Comme d’autres entrepreneurs, le CEO de Tetrao, Christian Gillot, préfère un très bon contact que trop de contacts sans finalité particulière. Mercredi soir, il se disait satisfait. (Photo: Paperjam)

Comme d’autres entrepreneurs, le CEO de Tetrao, Christian Gillot, préfère un très bon contact que trop de contacts sans finalité particulière. Mercredi soir, il se disait satisfait. (Photo: Paperjam)

Juste à côté, le deuxième jour, Tetrao, dont les dirigeants étaient tout aussi satisfaits, et pour les mêmes raisons. «Quand tu as l’opportunité de participer à une table ronde avec un global CEO, tu y gagnes toujours. On a vu cette année de plus gros fonds d’investissement intéressés par notre produit. La différence par rapport à l’an dernier, c’est aussi que nous avions un produit à présenter. Et que nous sommes passés à 40.000 fonds, ça assoit notre activité!»

Le jeune entrepreneur a aussi profité de la présence du régulateur, la Commission de surveillance du secteur financier (CSSF), représentée par son directeur général, Claude Marx , pour évoquer différents points. Les contacts avec les Luxembourgeois sont l’autre aspect important.

Si les Fintech Fridays mis en place par la Lhoft font désormais salle comble, le besoin de se parler est toujours aussi flagrant entre représentants de différentes institutions, comme le Fonds européen d’investissement ou le SnT de l’Université du Luxembourg. 

Les ambassadeurs assumés du Luxembourg

«Participer au side event, mardi soir, ça m’a fait plaisir», commentait le CEO d’InReg, Jean Louis Catrysse. «Mais pendant l’événement, j’ai aussi vu des ‘cibles’ dans le domaine des assets managers... et des regtech qui auront justement la charge de maintenir l’opérationnel en ligne avec la réglementation. C’est intéressant de pouvoir discuter des deux dimensions en même temps. Je suis un peu déçu qu’il n’y ait pas plus d’acteurs de l’asset management, mais il y aura d’autres occasions. Je ne parle pas forcément de conférences de l’Alfi, qui restent traditionnellement plus orientées business que technologie.»

Catalogue des start-up en main, le délégué commercial d’EBRC en France, Jean-Louis Gillon, fléchait les start-up à aller voir. «Pas la peine d’y aller frontalement! Mieux vaut mettre le doigt sur les données sensibles et leur montrer combien leur intérêt peut être d’héberger ces données chez nous. On voit que les autorités ont fait le job parce que plus personne ne nous qualifie de ...» Les mains tournent les pages. «Vous comprenez ce que je veux dire!»

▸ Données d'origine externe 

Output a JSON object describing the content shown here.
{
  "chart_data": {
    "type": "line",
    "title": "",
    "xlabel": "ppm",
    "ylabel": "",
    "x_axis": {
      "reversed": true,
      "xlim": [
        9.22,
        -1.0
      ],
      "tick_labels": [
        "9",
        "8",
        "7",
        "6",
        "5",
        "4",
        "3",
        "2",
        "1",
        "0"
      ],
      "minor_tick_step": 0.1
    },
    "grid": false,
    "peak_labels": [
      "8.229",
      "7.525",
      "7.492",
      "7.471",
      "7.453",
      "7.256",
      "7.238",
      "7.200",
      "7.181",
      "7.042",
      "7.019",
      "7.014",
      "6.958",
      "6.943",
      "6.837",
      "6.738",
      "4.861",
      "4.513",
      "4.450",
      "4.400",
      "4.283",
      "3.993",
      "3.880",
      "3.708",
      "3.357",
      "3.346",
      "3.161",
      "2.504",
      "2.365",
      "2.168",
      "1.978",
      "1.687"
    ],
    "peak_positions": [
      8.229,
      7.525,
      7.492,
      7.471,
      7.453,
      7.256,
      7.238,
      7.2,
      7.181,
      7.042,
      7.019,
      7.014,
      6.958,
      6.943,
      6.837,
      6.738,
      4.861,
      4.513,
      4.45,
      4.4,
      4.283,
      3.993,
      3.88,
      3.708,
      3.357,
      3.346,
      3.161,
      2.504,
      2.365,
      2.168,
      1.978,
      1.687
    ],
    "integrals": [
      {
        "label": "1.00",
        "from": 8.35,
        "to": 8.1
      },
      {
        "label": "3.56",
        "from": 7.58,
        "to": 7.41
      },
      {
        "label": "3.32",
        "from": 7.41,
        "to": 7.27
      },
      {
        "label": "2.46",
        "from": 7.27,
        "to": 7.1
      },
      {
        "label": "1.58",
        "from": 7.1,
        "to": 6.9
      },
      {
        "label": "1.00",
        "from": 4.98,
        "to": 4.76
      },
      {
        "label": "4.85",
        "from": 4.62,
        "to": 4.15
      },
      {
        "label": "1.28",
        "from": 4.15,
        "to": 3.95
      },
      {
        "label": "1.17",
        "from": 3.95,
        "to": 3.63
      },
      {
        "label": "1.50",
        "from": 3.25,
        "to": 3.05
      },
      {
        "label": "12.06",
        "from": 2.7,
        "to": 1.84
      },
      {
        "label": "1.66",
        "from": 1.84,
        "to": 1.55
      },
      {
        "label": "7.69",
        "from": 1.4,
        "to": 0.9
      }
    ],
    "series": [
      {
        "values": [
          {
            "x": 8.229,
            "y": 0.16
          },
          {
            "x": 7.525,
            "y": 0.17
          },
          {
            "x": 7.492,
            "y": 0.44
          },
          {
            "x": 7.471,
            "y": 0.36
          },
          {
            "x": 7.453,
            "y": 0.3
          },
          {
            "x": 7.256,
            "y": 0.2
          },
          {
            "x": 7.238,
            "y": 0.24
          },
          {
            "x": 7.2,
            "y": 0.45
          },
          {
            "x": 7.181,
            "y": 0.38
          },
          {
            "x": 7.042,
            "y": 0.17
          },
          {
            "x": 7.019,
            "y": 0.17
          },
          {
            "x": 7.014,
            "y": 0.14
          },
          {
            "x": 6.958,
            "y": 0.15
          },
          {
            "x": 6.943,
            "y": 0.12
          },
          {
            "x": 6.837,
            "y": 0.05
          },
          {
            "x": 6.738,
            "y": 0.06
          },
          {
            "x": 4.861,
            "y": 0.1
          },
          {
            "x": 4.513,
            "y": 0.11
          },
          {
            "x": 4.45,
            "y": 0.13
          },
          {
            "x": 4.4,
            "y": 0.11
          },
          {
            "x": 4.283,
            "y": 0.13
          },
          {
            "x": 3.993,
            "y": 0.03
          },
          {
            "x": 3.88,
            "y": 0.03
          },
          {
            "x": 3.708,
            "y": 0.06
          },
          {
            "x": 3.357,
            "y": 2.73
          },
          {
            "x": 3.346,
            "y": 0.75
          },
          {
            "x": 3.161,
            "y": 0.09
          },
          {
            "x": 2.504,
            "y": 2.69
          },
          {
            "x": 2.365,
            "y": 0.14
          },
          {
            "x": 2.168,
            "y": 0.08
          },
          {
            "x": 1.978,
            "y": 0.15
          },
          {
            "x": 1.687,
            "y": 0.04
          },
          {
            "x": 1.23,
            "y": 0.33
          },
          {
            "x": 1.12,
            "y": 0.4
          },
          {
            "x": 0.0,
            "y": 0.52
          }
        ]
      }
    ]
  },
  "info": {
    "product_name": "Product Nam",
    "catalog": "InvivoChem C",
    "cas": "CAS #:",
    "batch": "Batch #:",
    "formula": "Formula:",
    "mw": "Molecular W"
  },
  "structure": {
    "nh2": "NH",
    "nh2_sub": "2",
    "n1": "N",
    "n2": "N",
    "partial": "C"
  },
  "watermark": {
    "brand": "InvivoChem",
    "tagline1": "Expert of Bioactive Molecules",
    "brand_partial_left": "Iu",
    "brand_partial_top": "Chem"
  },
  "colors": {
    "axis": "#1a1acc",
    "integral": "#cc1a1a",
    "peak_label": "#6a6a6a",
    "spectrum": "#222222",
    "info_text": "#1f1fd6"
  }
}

Et puis, une partie de la délégation a clairement des activités de scout. Comme l’équipe de la Lhoft, occupée à vanter les charmes du Luxembourg, comme le feront sur scène le CEO de Clearstream, Stephan Leithner, ou celui de Tokeny, Luc Falempin, sur la même table ronde consacrée aux digital assets et à l’avenir de l’industrie des fonds. Ou à comprendre les tendances qui se dégagent d’un univers en pleine ébullition. Comme l’ont fait aussi les discrets envoyés de KPMG ou de Deloitte. Scouts, toujours.